Zimmer wanted to set aside some of the money for a Common Core convocation, a celebration of the start of the new curriculum. Seriously.
The roots of this idea are unclear. No one, as near as I can recall, celebrated New Math or the return to phonics, though I'd guess that more than one teacher was toasting the end of the Open Court scripted reading curriculum.
He also wanted money for educating parents about the new curriculum. Keeping parents in the know is always a good idea, but it hardly takes a formal appropriation and a curriculum unto itself. At the local school's Back to School Night this week, teachers accomplished this by explaining how their teaching methods and expectations were changing this year because of Common Core. Students would be called on to do more analysis and interpretation, backed up by facts.
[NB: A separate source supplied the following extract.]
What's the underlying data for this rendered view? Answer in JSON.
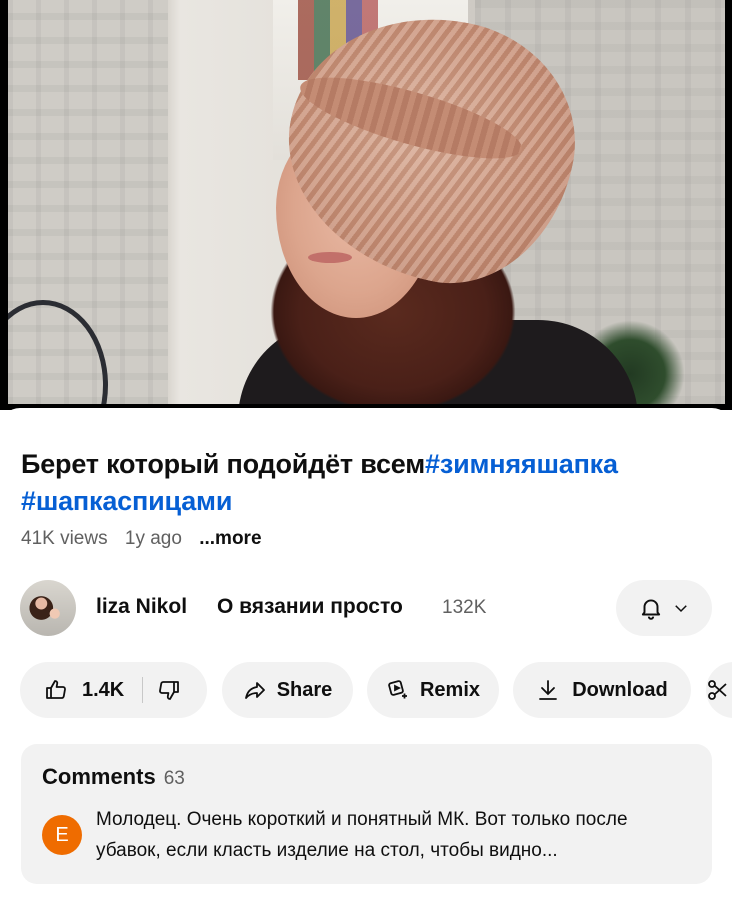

The teachers somehow fit this into 10-minute presentations that also included an overview of the material to be learned, what the homework and behavior expectations were and how to reach them when we parents had questions.
In other words, rocket science should not be needed to convey this to parents. They don't need a full education in Common Core. Their children need it.
Common sense prevailed, both ideas were voted way down, and Zimmer said he was satisfied because his proposals had sparked a robust debate.
The only problem is that the board had already engaged in said robust debate on the Common Core budget the week before, for more than an hour, and at a meeting before that.
More important is that money needs to go to educate children. The state just redid its school funding formula so that districts such as L.A. Unified, with a lot of disadvantaged students, would have more money to help those kids. Had the board gone along with spending funds on curriculum celebrations, the rest of the state would have been left to wonder how badly L.A. schools really needed the money.